The first, and maybe most important, is that the material is well-liked by the audience. There is still a need for more mixed martial arts even as the UFC releases more and more show year. Accordingly, in light of current television ratings and pay-per-view purchases, the often-proposed idea that MMA has hit its saturation point is a clear non sequitur. It’s as ridiculous as complaining that there are too many footballs, basketball, and soccer games on TV.
Although it lacks the UFCs depth of skill, the California-based organization Bellator still
regularly features top-tier mixed martial arts (MMA) bouts.
As time goes on, MMA gains more and more public attention, and its fan base expands rapidly. Fighters are becoming more than just celebrities to their fans; they are becoming the subjects of education and empathy. Some fans are beginning to have a more in-depth understanding of the history and technique behind their favorite forms. However, with this expansion came the need for pivots and choices.
In comparison to other promoters in the sport, both current and historical, the UFC stands head and shoulders above the competition. The Ultimate Fighting Championship (UFC) is the largest platform in the globe and features some of the best talents in the world. However, the UFC has a unique structure for its athletes.
The second reason we like Bellator is that it provides more employment options for the rising number of people who see MMA as a profession.
Due to the UFCs restricted roster size, Bellator is essential to the survival and development of the MMA business. The company not only hires athletes with UFC aspirations but also gives them a chance to prove their stuff against competent opponents.
Bellator, on the other hand, is willing to shift gears and play a new role in the sector.
To be clear, I don’t have anything against ambition per, and I even like Bellator, but this
shift in perspective is bad for business. On several fronts, Bellator is failing our athletes right now. Bellator follows the same strategy that the UFC did in its infancy. The Ultimate Fighting Championship (UFC) used a tournament format until UFC Ultimate Brazil at the end of 1998, after which they began creating major shows with many bouts.
Since its first show in 2009, Bellator has featured only tournament action. Where championship shots are earned, not granted is Bellators tagline.
These tournaments are held by Bellator in seasons, each of which has eight competitors in a certain weight class and typically lasts for three months. Although quite different from the UFC, this structure provides competitors with fresh promotional opportunities and spectators with a new way to follow the sport.
With the tournament format, Bellators fans and athletes are provided the groundwork for understanding that championship opportunities are determined exclusively by the
performances of each participant. The tournament victor is the only one who can challenge the ultimate victor. Bellator may provide some structure and regularity that the UFC lacks, which is something that some fans would prefer.

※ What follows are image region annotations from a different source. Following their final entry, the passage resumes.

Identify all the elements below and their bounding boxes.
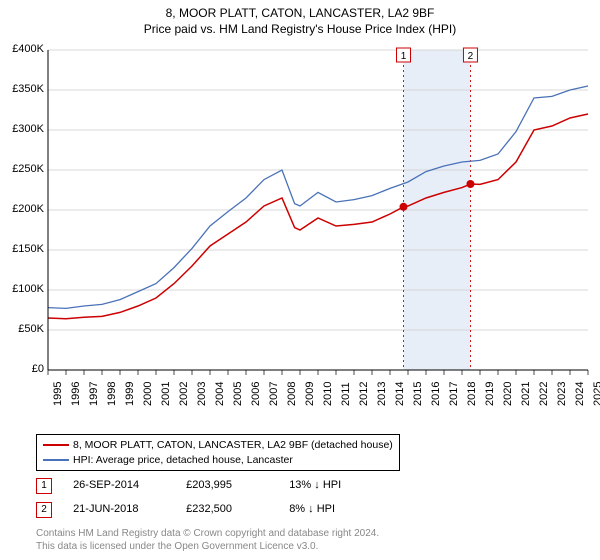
ytick: £400K bbox=[4, 43, 44, 55]
xtick: 2016 bbox=[430, 382, 442, 406]
xtick: 2003 bbox=[196, 382, 208, 406]
xtick: 2015 bbox=[412, 382, 424, 406]
xtick: 2023 bbox=[556, 382, 568, 406]
legend-label-hpi: HPI: Average price, detached house, Lanc… bbox=[73, 454, 293, 466]
sale-date-1: 26-SEP-2014 bbox=[73, 479, 183, 491]
xtick: 2017 bbox=[448, 382, 460, 406]
xtick: 2012 bbox=[358, 382, 370, 406]
sale-price-2: £232,500 bbox=[186, 503, 286, 515]
xtick: 2005 bbox=[232, 382, 244, 406]
legend: 8, MOOR PLATT, CATON, LANCASTER, LA2 9BF… bbox=[36, 434, 400, 471]
xtick: 2007 bbox=[268, 382, 280, 406]
xtick: 2002 bbox=[178, 382, 190, 406]
sale-row-1: 1 26-SEP-2014 £203,995 13% ↓ HPI bbox=[36, 478, 341, 494]
xtick: 2024 bbox=[574, 382, 586, 406]
ytick: £300K bbox=[4, 123, 44, 135]
ytick: £100K bbox=[4, 283, 44, 295]
xtick: 2021 bbox=[520, 382, 532, 406]
sale-price-1: £203,995 bbox=[186, 479, 286, 491]
legend-row-hpi: HPI: Average price, detached house, Lanc… bbox=[43, 454, 393, 466]
disclaimer-2: This data is licensed under the Open Gov… bbox=[36, 541, 318, 552]
xtick: 2008 bbox=[286, 382, 298, 406]
ytick: £50K bbox=[4, 323, 44, 335]
svg-text:2: 2 bbox=[468, 51, 474, 62]
xtick: 2006 bbox=[250, 382, 262, 406]
xtick: 2010 bbox=[322, 382, 334, 406]
ytick: £250K bbox=[4, 163, 44, 175]
xtick: 1997 bbox=[88, 382, 100, 406]
ytick: £0 bbox=[4, 363, 44, 375]
ytick: £150K bbox=[4, 243, 44, 255]
xtick: 1995 bbox=[52, 382, 64, 406]
sale-marker-2: 2 bbox=[36, 502, 52, 518]
legend-label-property: 8, MOOR PLATT, CATON, LANCASTER, LA2 9BF… bbox=[73, 439, 393, 451]
xtick: 2011 bbox=[340, 382, 352, 406]
xtick: 2013 bbox=[376, 382, 388, 406]
sale-delta-1: 13% ↓ HPI bbox=[289, 479, 341, 491]
legend-swatch-hpi bbox=[43, 459, 69, 461]
xtick: 2004 bbox=[214, 382, 226, 406]
xtick: 2019 bbox=[484, 382, 496, 406]
xtick: 2025 bbox=[592, 382, 600, 406]
disclaimer-1: Contains HM Land Registry data © Crown c… bbox=[36, 528, 379, 539]
xtick: 2020 bbox=[502, 382, 514, 406]
xtick: 2009 bbox=[304, 382, 316, 406]
ytick: £200K bbox=[4, 203, 44, 215]
xtick: 1998 bbox=[106, 382, 118, 406]
sale-marker-1: 1 bbox=[36, 478, 52, 494]
xtick: 2018 bbox=[466, 382, 478, 406]
xtick: 1999 bbox=[124, 382, 136, 406]
xtick: 2000 bbox=[142, 382, 154, 406]
legend-row-property: 8, MOOR PLATT, CATON, LANCASTER, LA2 9BF… bbox=[43, 439, 393, 451]
xtick: 1996 bbox=[70, 382, 82, 406]
legend-swatch-property bbox=[43, 444, 69, 446]
sale-delta-2: 8% ↓ HPI bbox=[289, 503, 335, 515]
xtick: 2022 bbox=[538, 382, 550, 406]
xtick: 2014 bbox=[394, 382, 406, 406]
xtick: 2001 bbox=[160, 382, 172, 406]
ytick: £350K bbox=[4, 83, 44, 95]
sale-row-2: 2 21-JUN-2018 £232,500 8% ↓ HPI bbox=[36, 502, 335, 518]
sale-date-2: 21-JUN-2018 bbox=[73, 503, 183, 515]
svg-text:1: 1 bbox=[401, 51, 407, 62]
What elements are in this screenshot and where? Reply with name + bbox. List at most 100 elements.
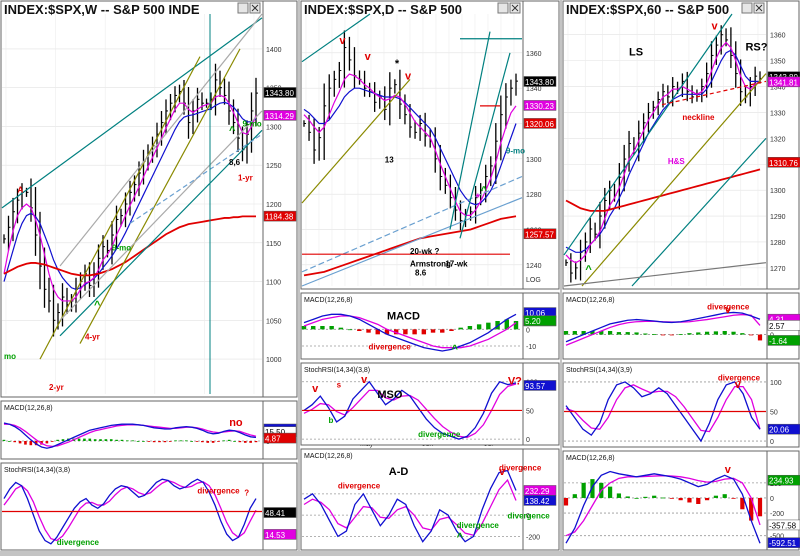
hourly-macd-main-line [565,311,761,343]
daily-macd-histogram-bar [347,329,353,331]
hourly-zoom-button[interactable] [741,2,753,14]
hourly-ad-value-tag: 234.93 [769,477,794,486]
weekly-stoch-pane: 50StochRSI(14,34)(3,8)divergencedivergen… [0,462,298,551]
weekly-macd-value-tag-bg [263,432,297,444]
weekly-macd-histogram-bar [142,441,145,442]
daily-price-annotation: v [405,70,412,82]
hourly-title: INDEX:$SPX,60 -- S&P 500 [566,2,729,17]
daily-macd-histogram-bar [403,329,408,335]
weekly-price-annotation: ^ [94,300,101,312]
weekly-stoch-annotation: ? [244,488,249,497]
weekly-macd-histogram-bar [109,439,113,441]
hourly-macd-annotation: divergence [707,303,750,312]
weekly-price-ytick-label: 1200 [266,202,282,209]
daily-ma-slow-line [303,87,517,206]
weekly-price-ytick-label: 1300 [266,124,282,131]
daily-macd-histogram-bar [311,326,316,330]
daily-price-value-tag: 1257.57 [525,230,554,239]
hourly-close-button[interactable] [753,2,765,14]
close-icon-stroke [251,4,259,12]
weekly-macd-histogram-bar [136,441,140,442]
weekly-macd-histogram-bar [222,440,226,442]
daily-ad-main-line [303,469,517,543]
daily-price-ytick-label: 1340 [526,86,542,93]
hourly-ad-annotation: v [725,464,732,476]
weekly-stoch-main-line [3,478,257,545]
daily-price-annotation: 13 [385,155,394,164]
daily-zoom-button[interactable] [497,2,509,14]
daily-macd-histogram-bar [301,326,307,330]
hourly-ad-histogram-bar [625,496,630,498]
weekly-zoom-button[interactable] [237,2,249,14]
daily-price-value-tag: 1343.80 [525,78,554,87]
daily-macd-histogram-bar [338,327,344,330]
daily-price-annotation: 9-mo [506,147,525,156]
weekly-macd-histogram-bar [45,441,49,444]
weekly-macd-histogram-bar [8,441,11,442]
hourly-macd-histogram-bar [669,334,674,336]
daily-macd-histogram-bar [384,329,390,335]
weekly-price-annotation: ^ [229,125,236,137]
hourly-price-ytick-label: 1320 [770,136,786,143]
daily-stoch-value-tag: 93.57 [525,382,546,391]
daily-close-button[interactable] [509,2,521,14]
hourly-macd-histogram-bar [599,331,604,335]
daily-ad-annotation: v [499,466,506,478]
hourly-ma-red-line [565,168,761,212]
daily-macd-histogram-bar [393,329,399,335]
daily-price-value-tag-bg [523,228,557,240]
daily-price-annotation: 20-wk ? [410,247,439,256]
daily-stoch-annotation: b [328,416,333,425]
hourly-ad-value-tag-bg [767,519,800,531]
daily-lightblue-line [301,197,523,287]
daily-ad-value-tag: 232.29 [525,487,550,496]
daily-teal-top [301,13,371,63]
hourly-teal-lower [631,137,767,287]
weekly-olive-channel-a [39,56,201,360]
daily-stoch-label: StochRSI(14,34)(3,8) [304,367,370,374]
daily-price-annotation: v [365,51,372,63]
weekly-macd-histogram-bar [93,439,97,441]
daily-teal-steep-b [459,52,511,239]
hourly-ad-histogram-bar [572,494,577,498]
hourly-ad-histogram-bar [731,497,736,499]
weekly-macd-histogram-bar [61,439,65,441]
daily-price-ytick-label: 1360 [526,51,542,58]
hourly-macd-histogram-bar [678,334,683,336]
weekly-stoch-value-tag-bg [263,507,297,518]
hourly-stoch-annotation: v [735,379,742,391]
daily-stoch-ytick-label: 50 [526,408,534,415]
weekly-macd-histogram-bar [152,441,156,443]
daily-axis-log-label: LOG [526,277,541,284]
hourly-macd-annotation: v [725,304,732,316]
close-icon-stroke [511,4,519,12]
daily-dashed-line [301,175,523,273]
daily-macd-histogram-bar [329,326,334,330]
hourly-price-ytick-label: 1330 [770,110,786,117]
hourly-ad-histogram-bar [652,495,657,498]
weekly-macd-histogram-bar [249,441,252,443]
daily-macd-histogram-bar [458,327,463,330]
daily-macd-histogram-bar [320,326,325,330]
weekly-macd-histogram-bar [115,439,118,441]
weekly-macd-histogram-bar [179,440,183,442]
weekly-price-axis-bg [262,0,298,398]
hourly-ad-histogram-bar [590,479,595,498]
weekly-close-button[interactable] [249,2,261,14]
daily-macd-histogram-bar [449,329,454,331]
daily-price-axis-bg [522,0,560,290]
hourly-price-annotation: RS? [745,41,767,53]
daily-price-annotation: 8.6 [415,268,427,277]
hourly-ad-histogram-bar [616,493,622,498]
hourly-ad-histogram-bar [713,495,719,498]
daily-ad-signal-line [303,478,517,537]
weekly-price-value-tag-bg [263,210,297,222]
hourly-price-ytick-label: 1340 [770,85,786,92]
hourly-price-plot-bg [562,0,768,290]
weekly-price-value-tag-bg [263,110,297,121]
daily-ad-value-tag-bg [523,495,557,506]
daily-price-ytick-label: 1240 [526,263,542,270]
hourly-price-annotation: neckline [682,113,715,122]
daily-macd-signal-line [303,315,517,349]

Regardless of whether you think of Bellator as the heroic underdog, you have to readjust your priorities and come to terms with the fact that the promotion has been shockingly dishonest in its dealings with fighters as of late.
Some may say that Bjorn Rebneys drive is to blame for Bellators problems. The more I think about it, the more I think they are the result of his own deception.
A good rule of thumb is that healthy competition between businesses is beneficial. Bellator
appears to be proving that this is not always the case.
It’s subjective, and there will always be proponents and detractors in every MMA fan argument. Whether or not "better" is the right word in the context of fan opinion is moot; the more important question is whether or not one is better for the development of MMA as a sport.